Technology of immobilization of tritium-containing liquid radioactive waste

For instance, almost 1 mio. m3 of tritium LRW contaminated with cesium and strontium salts are cumulated at the site of emergency NPP “Fukushima-1” from the time of fault development in 2011.

Every day the volume increases by 400 m3.
That’s how the station site looks like these – thousands of tritium water barrels.

Heavy-water moderated reactors of “CANDU” type are significantly advantageous compared to other nuclear energy technologies as natural uranium is used there instead of enriched uranium.

But inhibitor (and sometimes – coolant) is heavy (deuterium) water. Some atoms of deuterium catch neutron under nuclear flux and turn into superheavy isotope of hydrogen – tritium.

Each block of CANDU makes over 1.5 mio curie of tritium LRW per year.


But what is the problem?
Why tritium water management is so difficult?

The matter is, there is an attempt to apply processing technologies used for usual liquid wastes for tritium LRW. All such technologies are used for LRW solidification – waste compaction, first (that is, radioactive salts and organic matter separation from water). In case water is “usual”, it is drained without processing followed, and sedimentation either burnt or cemented or placed in some other mineral matrix. In such a way, it is possible to cut the volume of wastes to be processed in 2-2.5.


But in case LRW is dissolved in tritium water this way doesn’t work as separated distillate is radioactive as well.
That’s why its drain into ecosystem is prohibited.

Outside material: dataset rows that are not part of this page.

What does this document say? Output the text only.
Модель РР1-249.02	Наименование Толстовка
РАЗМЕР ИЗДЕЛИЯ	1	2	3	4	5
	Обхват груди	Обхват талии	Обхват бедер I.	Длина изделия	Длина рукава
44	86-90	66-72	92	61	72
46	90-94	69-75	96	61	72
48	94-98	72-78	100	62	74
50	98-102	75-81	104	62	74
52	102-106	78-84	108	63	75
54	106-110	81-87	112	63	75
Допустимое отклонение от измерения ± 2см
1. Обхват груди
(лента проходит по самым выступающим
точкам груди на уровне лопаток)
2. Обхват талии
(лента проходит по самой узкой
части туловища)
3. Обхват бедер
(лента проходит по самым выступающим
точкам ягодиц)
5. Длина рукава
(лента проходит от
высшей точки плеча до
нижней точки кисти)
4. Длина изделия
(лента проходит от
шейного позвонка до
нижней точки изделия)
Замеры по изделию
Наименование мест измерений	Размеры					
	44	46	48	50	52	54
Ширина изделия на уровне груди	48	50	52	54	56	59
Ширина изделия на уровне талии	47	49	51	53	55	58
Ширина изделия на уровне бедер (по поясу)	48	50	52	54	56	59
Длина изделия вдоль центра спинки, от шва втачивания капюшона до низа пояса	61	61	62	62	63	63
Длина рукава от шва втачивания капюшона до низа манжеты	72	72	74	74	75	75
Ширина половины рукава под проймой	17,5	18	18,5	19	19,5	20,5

Hence originating of various processing technologies of tritium water itself – they imply tritium concentration in some little water, and the left part of water that is considered to be “clean” is discharged. Next, the water already enriched with tritium is packed into some kind of mineral or metal matrix.

In our opinion, this natural idea is faulty. In fact, chemically and physically heavy water and usual water are identical ones, that’s why their separation is very painstaking. That’s why all the technologies of “tritium concentration” are very nonproductive. The cost of Radium Institute plant (Saint-Petersburg) processing 100 l/h is 12 mio dollars. The processing self-cost is 400 dollars per a ton of wastes.
Our concept implies solidification of LRW “as they are”, i.e. without preliminary dewatering and tritium concentration. For sure, it will result in some volume growth of much less hazardous secondary wastes but it will allow effective managing of the larger amount of cumulated LRW.

So, we do not purify LRW, we do not concentrate tritium but we pack LRW “as it is”.

Crystalline hydrate is a special kind of salts where each molecule binds several water molecules. For example, stable ferric sulphate FeSO4 binds 7 water molecules. It is indicated as follows: FeSO4×7H2O. Molar weight estimation shows that water is about 45% of its weight in this watered crystalline hydrate. But in sodium phosphate Na3PO4×22H2O water is about 57% of its weight.


The idea is as follows: replacing of crystallization water by tritium water in crystalline hydrate.
That is what will bind tritium!

The technology stages:

  1. Crystalline hydrate dehydration.
  2. Salt tritiation – watering of dehydrated salt powder by tritium LRW right in the same container where such LRW are. After water taking crystalline hydrate consolidates, i.e. transforms into a solid stone.
  3. Radioactive salts and organic matters non-bound by crystalline hydrate salts are pressed out of the stone within 12-30 hours.
  4. The space between the stone surface and the upper cover of container is filled with solid mineral compound, for example, based on magnesium oxychloride cement. It’ll bind the separated radioactive impurities firmly.
  5. The container is closed by the cover and sent to the disposal site.

The most painstaking stage is the first stage. It is quite power consuming stage and can take considerable time. But it is not obligatory to undertake dehydration of crystalline hydrate in the territory where wastes are. It can take place in any territory, in any country. The only point that has to be provide is waterproof package for dehydrated powder. That is why we do not consider time spent for crystalline hydrate dehydration in the total process time.

The next two stages are on behalf of Nature. It is not obligatory that staff supervises consolidation and formation of radioactive impurities at the salt stone surface. Instead the staff can tritiate salt in next containers or prepare mineral compounds for ready containers closing.

Mineral compounds preparation is the process analogous to concrete preparation. In case magnesium oxychloride cement is chosen, even fresh water is not required.


What is left is to close the ready pack with cover and to drive it to a long-term storage disposal site.

According to our estimations, the total time for the staff (1-2 people) spent for packing 200-l barrel (for instance) with 150 liters of tritium LRW is equal to 10-12 minutes.

Devices designed by us in order to implement the described technology provide radiological safety to the staff reliably.
Trials on real tritium LRW showed extremely decreased activity: from initial level 83 mcSv/h to 3.2 mcSv/h for one and the same wastes amount (free and packed).


Research part is completely over at the moment:

  • The concept is developed;
  • Requirements to the technology and equipment are developed;
  • The laboratory-scale plant is manufactured and tried

Key elements of the process and device for its implementation are patented.